Both CRA and the Midwest Tour are owned and operated by respected industry veterans. CRA founders and principals R.J. Scott and Glenn Luckett are marking a quarter century of the tour’s existence, and Midwest Tour owner and general manager Gregg McKarns is a second generation racing businessman voted by his peers as the 2019 RPM Workshops National Promoter of the Year.

“We are pleased to extend the solid working relationship we have enjoyed with the team at ARCA for what will be our 10th consecutive season,” said CRA Managing Partner R.J. Scott. “It’s especially noteworthy that anniversary coincides with the 25th season of competition for the ARCA/CRA Super Series powered by JEGS.”

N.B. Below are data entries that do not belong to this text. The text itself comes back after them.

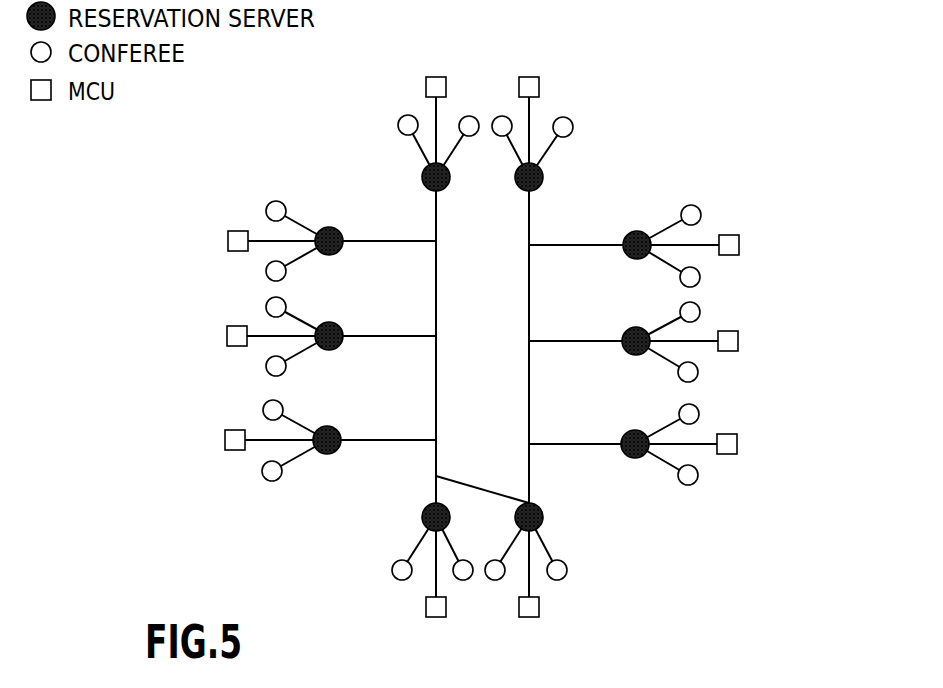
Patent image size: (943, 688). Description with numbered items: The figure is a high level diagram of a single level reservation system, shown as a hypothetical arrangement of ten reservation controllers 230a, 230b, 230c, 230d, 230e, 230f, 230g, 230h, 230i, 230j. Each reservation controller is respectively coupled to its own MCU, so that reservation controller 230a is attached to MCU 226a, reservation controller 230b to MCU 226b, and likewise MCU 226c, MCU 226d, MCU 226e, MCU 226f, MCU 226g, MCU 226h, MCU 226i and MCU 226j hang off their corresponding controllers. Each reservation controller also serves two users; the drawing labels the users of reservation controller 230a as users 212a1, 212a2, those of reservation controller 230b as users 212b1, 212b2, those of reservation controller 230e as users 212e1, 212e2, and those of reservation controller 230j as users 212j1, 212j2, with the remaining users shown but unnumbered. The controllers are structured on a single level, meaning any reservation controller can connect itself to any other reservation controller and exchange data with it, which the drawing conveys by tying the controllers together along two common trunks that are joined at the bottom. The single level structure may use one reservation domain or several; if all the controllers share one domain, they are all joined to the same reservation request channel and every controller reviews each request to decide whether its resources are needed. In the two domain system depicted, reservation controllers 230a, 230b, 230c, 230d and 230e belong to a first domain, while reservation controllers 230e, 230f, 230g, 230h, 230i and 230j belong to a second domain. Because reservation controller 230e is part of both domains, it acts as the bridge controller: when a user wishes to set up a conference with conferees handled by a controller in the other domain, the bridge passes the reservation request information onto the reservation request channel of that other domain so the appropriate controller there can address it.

The reservation controller 230a is at (543, 178).
The reservation controller 230b is at (626, 258).
The reservation controller 230c is at (625, 354).
The reservation controller 230d is at (624, 456).
The reservation controller 230e is at (542, 523).
The reservation controller 230f is at (422, 522).
The reservation controller 230g is at (335, 452).
The reservation controller 230h is at (337, 348).
The reservation controller 230i is at (338, 253).
The reservation controller 230j is at (423, 176).
The MCU 226a is at (539, 77).
The MCU 226b is at (739, 238).
The MCU 226c is at (738, 334).
The MCU 226d is at (737, 437).
The MCU 226e is at (524, 618).
The MCU 226f is at (430, 618).
The MCU 226g is at (226, 431).
The MCU 226h is at (228, 327).
The MCU 226i is at (230, 232).
The MCU 226j is at (430, 77).
The user 212a1 is at (497, 116).
The user 212a2 is at (571, 120).
The user 212b1 is at (699, 207).
The user 212b2 is at (700, 282).
The user 212e1 is at (565, 576).
The user 212e2 is at (492, 580).
The user 212j1 is at (399, 122).
The user 212j2 is at (471, 137).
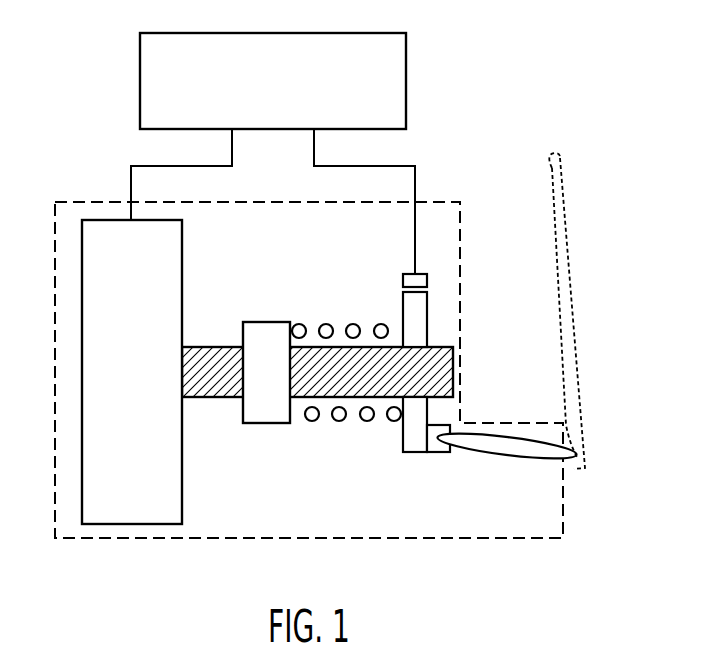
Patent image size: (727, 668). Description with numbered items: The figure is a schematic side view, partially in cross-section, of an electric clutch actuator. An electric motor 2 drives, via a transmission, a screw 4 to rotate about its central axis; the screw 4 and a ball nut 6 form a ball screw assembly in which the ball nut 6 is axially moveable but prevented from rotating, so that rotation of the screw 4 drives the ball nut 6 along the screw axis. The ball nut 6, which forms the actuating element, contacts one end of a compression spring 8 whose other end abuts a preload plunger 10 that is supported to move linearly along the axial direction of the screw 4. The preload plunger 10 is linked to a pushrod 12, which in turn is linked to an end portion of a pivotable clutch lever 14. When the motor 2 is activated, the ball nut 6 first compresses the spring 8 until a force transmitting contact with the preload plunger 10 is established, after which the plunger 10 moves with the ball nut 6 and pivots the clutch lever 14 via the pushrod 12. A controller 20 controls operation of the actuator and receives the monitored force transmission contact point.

The electric motor 2 is at (141, 388).
The screw 4 is at (206, 398).
The ball nut 6 is at (277, 386).
The compression spring 8 is at (339, 421).
The preload plunger 10 is at (417, 453).
The pushrod 12 is at (497, 456).
The clutch lever 14 is at (577, 333).
The controller 20 is at (287, 96).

The ARCA/CRA Super Series powered by JEGS ran its first race in 1997 and has been in continuous operation since. The series has raced at 37 tracks across the eastern U.S. appearing in Florida, Georgia, Indiana, Illinois, Michigan, Missouri, North Carolina, Ohio, Tennessee and Wisconsin.

“We’re proud to partner with ARCA, with its long history of stock car racing both nationally and especially with its focus on Midwest short track racing,” said McKarns, who is also the owner and promoter at Madison Int’l Speedway in Wisconsin. “We are full speed ahead after an abbreviated 2020 and excited about the schedule of great tracks on the AMT schedule for 2021, the series’ 15th season.”

Carrying on the late model racing tradition of the Midwest-based ARTGO Series established by McKarns’ late father John McKarns from the 1970s to the 1990s, the ARCA Midwest Tour has raced at 22 tracks in Illinois, Indiana, Iowa, Michigan, Minnesota, Ohio, Tennessee and Wisconsin since 2007.

Combined, the two series sanction or co-sanction some of the most prestigious events in pavement late model racing in the Eastern United States. The Winchester 400 in Indiana, Oktoberfest in Wisconsin, the All American 400 in Tennessee, SpeedFest in Georgia, the Glass City 200 in Ohio, Battle at Berlin 251 in Michigan, Wisconsin’s Joe Shear Classic, the RedBud 400 in Indiana and the Father’s Day 100 at the Milwaukee Mile are all included in the tours’ overall 2021 schedule among many other major long running traditional races.